In cases of allologous stem cell transplantation, the donors and recipients are fully immunologically unrelated. This gives rise to the issue of possible adverse immune reaction and possible rejection of allogenic MSCs by the recipients. The results of previous studies suggest that MSCs might be immune-privileged cells (Bartholomew et al. 2002; Dinicola et al. 2002). The surface characteristics of MSCs are believed to allow them to avoid rejection. MSCs have been shown not express MSC class-II molecules or co-stimulatory molecules (B7 and CD40), which are necessary for the full activation of the T cells responsible for transplant rejection (Devine et al. 2001; McIntosh and Bartholomew 2000). Previous in vitro immunological studies have established that MSCs do not provoke immune reaction if combined with allologous lymphocytic cells (Bartholomew et al. 2002; Dinicola et al. 2002).

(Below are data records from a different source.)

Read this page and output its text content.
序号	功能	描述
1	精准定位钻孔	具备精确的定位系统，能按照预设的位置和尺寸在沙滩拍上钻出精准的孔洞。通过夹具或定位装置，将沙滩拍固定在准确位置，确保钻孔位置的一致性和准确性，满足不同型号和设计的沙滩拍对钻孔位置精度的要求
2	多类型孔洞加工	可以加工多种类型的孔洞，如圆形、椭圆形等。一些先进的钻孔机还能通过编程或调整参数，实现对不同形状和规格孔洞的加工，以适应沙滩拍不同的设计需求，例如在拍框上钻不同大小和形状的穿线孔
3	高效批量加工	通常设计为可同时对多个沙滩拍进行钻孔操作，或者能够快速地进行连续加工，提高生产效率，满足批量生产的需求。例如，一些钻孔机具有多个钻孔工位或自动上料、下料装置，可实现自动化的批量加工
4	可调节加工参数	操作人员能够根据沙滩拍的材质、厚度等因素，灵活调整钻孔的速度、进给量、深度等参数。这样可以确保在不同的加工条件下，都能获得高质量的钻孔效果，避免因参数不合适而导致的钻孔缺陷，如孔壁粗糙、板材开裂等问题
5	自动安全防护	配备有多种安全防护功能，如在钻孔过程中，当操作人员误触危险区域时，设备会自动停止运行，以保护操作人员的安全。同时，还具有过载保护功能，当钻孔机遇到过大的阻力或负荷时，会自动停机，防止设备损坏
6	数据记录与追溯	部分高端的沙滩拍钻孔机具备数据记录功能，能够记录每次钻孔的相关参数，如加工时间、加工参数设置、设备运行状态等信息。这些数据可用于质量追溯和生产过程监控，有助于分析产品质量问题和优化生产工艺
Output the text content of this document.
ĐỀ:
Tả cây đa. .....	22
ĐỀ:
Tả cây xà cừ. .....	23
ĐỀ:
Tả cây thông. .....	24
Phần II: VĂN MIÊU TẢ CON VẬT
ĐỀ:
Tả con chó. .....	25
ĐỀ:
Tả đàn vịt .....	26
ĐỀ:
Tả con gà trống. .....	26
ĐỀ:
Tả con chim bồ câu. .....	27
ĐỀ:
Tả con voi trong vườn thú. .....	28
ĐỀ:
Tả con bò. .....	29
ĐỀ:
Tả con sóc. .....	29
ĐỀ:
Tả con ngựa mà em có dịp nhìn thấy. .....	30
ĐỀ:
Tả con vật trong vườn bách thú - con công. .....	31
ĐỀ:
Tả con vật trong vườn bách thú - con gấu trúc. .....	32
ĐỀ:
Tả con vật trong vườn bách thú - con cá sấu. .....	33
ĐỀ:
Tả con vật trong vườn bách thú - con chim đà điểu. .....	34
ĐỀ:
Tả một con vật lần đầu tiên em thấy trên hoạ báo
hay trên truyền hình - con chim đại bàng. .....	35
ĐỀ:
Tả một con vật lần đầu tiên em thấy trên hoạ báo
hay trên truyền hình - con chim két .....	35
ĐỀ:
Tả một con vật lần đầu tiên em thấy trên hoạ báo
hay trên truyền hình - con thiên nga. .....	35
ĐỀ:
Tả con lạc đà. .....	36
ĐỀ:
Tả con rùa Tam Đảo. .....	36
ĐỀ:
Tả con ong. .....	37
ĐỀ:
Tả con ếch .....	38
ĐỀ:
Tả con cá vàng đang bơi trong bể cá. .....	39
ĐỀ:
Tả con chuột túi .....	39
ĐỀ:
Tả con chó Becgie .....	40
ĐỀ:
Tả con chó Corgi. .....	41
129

In this study, no histopathologic features of graft rejection have been observed in any of the groups, and our results suggest that the most rapid wound healing, as determined by measurement of wound size and histological pathology, occurs in groups A and B rather than in groups C and D. Moreover, no significant difference has been found between the autologous and allologous graft groups. Any differences in wound healing between autologous and allologous transplantation in this study are thus unclear, and the use of allologous stem cells for human transplantation remains difficult. However, autologous MSCs loaded on the grafted HAM might indeed be able to facilitate wound healing and differentiate of epithelium at wound sites, as observed in this study. Yan et al. (2004) have reported that the graft of HAM loaded with stem cells plays an effective role in promoting high quality wound healing. Fu et al. (2006) have further reported that autologous MSCs can enhance wound-healing quality and generate de novo intact skin, resulting in excellent skin regeneration after full-thickness injury. This suggests that HAM and the autologous MSCs used in this experiment could be approved for clinical use and may accelerate wound healing in humans.

This study has shown that HAM loaded with MSCs improves wound healing, whereas HAM injected with MSCs offer poorer improvement in rabbits, but with uncertain stem cell function. Further studies are needed to investigate the mechanism of action of these stem cells, including their terminal cellular differentiation pattern and the potential for plasticity of these stem cells in a non-hematopoietic tissue.

In conclusion, the graft of HAM loaded with MSC plays an effective role in the healing of skin defects in rabbits. Furthermore, no significant differences have been found in wound healing between autologous and allologous MSC transplants.